The Misfit’s viewpoints may be immoral, but they are constant. Unlike the grandmother, whose ethical code falls apart the instant it is confronted, the Misfit has a solid view of life and acts in accordance to what he considers is right. His opinions and actions are not ethical in the conservative sense, but they are sturdy and steady and thus giving him strength of belief that the grandmother lacks (O’Connor 14-19). Warped as it might be, he can depend on his ethical code to direct his actions. The grandmother cannot, and in the final instants of her life, she realizes his strength and her drawbacks.
O’Connor referred to the Misfit as a “prophet gone wrong,” and undeniably, if he had applied his ethical uprightness to a less immoral lifestyle, he could have been well-thought-out as a true preacher, pillar, or teacher (O’Connor 14-19). There is actually no goodness portrayed by Misfits and in fact he admits that he is an immoral person. Unlike the villager, he shows no mercy to the family in the predicament. He is so evil such that he even slays even those who beg for his pardon.The good and evil is well portrayed in the story of “A Good Man is Hard to Find”. Both the grandmother and the Misfits have their own convictions about life .
They believe that they are good, but what they do not know is that they are morally wrong. This shows how philosophies are fashioned from individuals we trust in our lives.
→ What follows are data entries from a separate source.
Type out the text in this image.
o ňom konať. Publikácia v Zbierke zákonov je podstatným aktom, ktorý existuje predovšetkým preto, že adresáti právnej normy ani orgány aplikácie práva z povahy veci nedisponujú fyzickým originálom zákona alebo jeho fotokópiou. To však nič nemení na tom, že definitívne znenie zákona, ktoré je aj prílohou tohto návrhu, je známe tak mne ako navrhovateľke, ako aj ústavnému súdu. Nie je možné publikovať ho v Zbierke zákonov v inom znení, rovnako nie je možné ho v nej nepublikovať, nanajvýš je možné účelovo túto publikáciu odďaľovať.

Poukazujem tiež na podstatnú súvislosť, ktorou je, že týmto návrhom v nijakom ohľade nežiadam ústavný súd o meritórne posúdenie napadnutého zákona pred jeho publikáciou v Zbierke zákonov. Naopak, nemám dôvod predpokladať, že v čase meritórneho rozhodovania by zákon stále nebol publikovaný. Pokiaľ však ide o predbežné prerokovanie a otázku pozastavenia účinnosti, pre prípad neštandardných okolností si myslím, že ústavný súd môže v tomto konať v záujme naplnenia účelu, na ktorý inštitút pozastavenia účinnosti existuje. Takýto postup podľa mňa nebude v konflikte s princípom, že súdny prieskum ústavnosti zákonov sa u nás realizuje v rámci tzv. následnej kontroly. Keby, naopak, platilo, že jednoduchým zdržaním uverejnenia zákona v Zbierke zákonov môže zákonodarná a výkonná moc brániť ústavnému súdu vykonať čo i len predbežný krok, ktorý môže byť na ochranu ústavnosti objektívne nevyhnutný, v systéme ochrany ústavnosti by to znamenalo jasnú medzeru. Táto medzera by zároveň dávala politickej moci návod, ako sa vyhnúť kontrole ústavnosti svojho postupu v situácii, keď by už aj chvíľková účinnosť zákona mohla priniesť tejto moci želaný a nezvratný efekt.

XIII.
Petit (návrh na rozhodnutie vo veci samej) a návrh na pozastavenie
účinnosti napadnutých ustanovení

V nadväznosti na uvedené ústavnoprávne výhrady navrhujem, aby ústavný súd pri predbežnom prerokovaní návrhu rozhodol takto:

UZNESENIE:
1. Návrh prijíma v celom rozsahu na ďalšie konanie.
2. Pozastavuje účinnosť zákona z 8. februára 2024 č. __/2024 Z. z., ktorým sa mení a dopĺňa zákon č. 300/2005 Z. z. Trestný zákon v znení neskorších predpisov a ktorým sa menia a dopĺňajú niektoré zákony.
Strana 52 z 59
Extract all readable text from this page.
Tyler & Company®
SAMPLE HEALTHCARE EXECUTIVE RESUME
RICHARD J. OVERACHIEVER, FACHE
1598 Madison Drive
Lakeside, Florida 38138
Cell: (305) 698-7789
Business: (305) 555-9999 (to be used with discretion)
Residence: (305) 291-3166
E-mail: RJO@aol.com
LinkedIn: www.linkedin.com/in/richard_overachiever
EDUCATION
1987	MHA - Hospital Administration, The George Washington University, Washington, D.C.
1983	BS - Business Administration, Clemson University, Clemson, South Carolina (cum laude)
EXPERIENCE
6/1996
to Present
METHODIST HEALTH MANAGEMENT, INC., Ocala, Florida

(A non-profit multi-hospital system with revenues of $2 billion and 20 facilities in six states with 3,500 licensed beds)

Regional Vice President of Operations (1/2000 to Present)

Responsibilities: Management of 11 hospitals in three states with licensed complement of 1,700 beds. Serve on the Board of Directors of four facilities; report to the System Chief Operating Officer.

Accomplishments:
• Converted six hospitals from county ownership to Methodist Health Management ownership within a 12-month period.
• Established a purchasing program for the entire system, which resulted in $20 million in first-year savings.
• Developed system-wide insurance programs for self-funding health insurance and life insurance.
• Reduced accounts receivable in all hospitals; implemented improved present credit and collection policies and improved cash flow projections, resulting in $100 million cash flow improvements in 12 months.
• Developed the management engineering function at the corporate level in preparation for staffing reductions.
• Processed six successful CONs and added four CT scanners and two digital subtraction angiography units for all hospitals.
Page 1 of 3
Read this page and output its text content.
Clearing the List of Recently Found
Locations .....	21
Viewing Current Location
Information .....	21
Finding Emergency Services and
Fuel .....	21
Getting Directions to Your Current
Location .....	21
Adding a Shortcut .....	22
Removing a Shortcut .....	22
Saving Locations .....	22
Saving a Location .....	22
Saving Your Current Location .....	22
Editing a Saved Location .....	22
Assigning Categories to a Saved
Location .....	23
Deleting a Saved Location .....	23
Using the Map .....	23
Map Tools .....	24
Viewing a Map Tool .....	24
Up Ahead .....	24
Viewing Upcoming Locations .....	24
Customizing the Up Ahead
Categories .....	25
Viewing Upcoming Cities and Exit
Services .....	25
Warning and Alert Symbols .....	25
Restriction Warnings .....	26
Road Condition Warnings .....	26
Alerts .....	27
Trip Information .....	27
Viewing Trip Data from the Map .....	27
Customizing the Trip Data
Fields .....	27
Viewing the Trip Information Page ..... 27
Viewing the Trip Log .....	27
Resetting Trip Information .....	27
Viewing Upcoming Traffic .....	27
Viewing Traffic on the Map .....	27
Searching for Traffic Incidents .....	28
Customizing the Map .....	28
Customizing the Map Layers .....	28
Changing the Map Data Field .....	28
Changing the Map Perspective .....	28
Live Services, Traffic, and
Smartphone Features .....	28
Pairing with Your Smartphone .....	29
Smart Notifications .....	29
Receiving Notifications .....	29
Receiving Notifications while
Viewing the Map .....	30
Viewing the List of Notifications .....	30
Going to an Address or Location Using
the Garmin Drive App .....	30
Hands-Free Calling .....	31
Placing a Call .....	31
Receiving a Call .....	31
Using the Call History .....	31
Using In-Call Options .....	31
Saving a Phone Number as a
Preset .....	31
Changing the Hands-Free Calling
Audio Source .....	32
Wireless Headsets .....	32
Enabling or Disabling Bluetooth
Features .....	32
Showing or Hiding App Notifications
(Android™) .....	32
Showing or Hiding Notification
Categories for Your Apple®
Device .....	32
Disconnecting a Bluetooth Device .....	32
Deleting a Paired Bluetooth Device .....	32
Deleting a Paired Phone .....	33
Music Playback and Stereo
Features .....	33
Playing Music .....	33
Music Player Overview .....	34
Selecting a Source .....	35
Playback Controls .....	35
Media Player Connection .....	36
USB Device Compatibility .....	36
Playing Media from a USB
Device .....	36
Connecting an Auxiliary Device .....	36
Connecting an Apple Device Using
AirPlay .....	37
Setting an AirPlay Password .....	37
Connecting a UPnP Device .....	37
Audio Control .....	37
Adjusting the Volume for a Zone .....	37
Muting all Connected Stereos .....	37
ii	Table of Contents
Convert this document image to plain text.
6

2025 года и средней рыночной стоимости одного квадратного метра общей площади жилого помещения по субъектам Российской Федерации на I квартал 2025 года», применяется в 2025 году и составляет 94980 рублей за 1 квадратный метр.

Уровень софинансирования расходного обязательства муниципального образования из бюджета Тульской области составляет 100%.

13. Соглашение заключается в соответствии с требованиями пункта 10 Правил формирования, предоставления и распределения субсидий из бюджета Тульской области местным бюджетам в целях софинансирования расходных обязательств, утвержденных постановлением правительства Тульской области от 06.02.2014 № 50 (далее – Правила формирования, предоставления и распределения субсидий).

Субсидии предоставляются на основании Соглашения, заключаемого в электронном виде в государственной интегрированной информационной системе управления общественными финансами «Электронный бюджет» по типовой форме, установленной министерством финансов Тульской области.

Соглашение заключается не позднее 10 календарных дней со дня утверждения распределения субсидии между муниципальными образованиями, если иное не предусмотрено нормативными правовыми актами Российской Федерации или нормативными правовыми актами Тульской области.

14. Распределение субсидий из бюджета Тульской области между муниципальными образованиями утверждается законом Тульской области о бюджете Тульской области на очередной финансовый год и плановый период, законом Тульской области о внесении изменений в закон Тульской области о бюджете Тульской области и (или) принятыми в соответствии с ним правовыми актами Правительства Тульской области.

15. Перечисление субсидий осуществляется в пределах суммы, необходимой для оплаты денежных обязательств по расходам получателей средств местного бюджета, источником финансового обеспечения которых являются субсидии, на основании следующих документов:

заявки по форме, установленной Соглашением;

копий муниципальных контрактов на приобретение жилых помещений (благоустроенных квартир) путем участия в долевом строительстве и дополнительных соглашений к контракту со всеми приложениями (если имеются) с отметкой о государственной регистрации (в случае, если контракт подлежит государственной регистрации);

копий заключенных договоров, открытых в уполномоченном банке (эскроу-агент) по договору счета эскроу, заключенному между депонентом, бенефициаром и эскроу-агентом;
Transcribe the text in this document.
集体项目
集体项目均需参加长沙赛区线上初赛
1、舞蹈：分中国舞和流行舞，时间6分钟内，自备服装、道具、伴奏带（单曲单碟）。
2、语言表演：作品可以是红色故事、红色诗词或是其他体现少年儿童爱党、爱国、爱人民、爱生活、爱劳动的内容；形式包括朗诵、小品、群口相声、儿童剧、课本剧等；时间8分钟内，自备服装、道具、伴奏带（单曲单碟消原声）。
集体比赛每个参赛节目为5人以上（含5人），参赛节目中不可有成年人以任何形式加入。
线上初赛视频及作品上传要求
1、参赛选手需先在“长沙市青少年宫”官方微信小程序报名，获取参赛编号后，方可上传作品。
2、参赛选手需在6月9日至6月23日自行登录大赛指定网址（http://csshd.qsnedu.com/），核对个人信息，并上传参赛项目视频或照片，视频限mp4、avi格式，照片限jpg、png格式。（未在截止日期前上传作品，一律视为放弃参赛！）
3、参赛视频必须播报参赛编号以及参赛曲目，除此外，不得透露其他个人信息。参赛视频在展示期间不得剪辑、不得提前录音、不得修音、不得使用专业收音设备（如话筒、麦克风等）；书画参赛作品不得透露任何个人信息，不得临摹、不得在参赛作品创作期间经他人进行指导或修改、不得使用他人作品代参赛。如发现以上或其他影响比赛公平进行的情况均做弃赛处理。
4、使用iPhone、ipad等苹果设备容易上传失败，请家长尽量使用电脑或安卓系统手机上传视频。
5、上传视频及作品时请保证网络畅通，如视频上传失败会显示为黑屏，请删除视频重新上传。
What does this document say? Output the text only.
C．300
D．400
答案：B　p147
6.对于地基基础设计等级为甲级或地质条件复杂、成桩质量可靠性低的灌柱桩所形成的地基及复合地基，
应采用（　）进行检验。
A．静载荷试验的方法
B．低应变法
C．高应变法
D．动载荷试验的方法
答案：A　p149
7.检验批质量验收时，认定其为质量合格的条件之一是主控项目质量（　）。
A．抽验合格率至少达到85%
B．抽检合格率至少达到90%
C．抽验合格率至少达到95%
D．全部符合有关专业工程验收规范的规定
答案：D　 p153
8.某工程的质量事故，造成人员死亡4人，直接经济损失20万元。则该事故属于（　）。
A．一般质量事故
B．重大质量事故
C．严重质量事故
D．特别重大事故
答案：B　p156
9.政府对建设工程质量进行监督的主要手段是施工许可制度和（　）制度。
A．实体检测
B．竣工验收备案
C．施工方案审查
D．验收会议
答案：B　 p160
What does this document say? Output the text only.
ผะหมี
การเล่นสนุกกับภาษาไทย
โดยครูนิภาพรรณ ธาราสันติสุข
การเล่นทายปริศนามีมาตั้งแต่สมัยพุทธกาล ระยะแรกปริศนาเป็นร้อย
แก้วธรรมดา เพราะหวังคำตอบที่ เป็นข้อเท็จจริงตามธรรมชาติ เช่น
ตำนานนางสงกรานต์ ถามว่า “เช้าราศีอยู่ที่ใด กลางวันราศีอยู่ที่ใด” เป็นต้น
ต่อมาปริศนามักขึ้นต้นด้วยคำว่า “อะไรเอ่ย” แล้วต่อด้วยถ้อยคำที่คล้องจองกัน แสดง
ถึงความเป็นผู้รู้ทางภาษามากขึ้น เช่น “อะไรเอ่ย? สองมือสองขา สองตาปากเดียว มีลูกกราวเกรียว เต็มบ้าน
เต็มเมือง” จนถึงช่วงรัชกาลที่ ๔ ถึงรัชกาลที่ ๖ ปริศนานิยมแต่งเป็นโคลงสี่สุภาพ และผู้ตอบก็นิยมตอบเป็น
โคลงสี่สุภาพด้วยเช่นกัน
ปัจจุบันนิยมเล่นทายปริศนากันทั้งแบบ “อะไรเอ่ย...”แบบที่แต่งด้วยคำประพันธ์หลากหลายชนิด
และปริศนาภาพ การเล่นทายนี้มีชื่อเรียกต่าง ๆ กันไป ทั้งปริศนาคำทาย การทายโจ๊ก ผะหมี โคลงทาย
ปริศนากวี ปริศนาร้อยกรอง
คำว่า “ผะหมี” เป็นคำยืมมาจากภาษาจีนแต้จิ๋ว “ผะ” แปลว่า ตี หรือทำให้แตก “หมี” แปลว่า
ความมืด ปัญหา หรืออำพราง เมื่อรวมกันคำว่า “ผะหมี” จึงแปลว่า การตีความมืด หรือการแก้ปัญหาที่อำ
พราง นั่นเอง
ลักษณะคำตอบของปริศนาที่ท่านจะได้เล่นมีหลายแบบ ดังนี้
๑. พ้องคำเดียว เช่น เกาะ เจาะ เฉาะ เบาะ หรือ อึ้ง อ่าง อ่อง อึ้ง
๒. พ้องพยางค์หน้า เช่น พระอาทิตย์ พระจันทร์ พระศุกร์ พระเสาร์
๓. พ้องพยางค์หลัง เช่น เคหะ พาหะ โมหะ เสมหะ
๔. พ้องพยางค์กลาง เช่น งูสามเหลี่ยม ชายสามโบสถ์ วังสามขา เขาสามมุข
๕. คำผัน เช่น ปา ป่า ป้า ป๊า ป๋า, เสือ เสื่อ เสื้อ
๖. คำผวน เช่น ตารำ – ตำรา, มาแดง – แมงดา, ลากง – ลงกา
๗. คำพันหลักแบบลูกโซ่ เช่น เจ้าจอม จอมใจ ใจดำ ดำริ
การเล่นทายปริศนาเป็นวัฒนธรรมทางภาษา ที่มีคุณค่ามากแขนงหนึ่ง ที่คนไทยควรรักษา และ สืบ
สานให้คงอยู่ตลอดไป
The social inquisitiveness ensue in the general public from these philosophies be it from family or religion. We come into this sphere as good offsprings, but we are ill-advised and abused informally as we grow up till frustrations from these early cultured philosophies alters us into misfits as grown-ups. The “good man” is concealed under all the existence’s obstructions and the regaining to be virtuous men/women is challenging, too many distressing happenings, so most overlook what it is like to be a virtuous person. The characters within “A Good Man is Hard to find” are typically ill-informed and self-satisfying individuals, who stumble across “the grotesque” and are stunned into self-realization that they are no longer self-fulfilled.
These grotesque fundamentals are habitually the divine in camouflage forcing the characters into contemplation.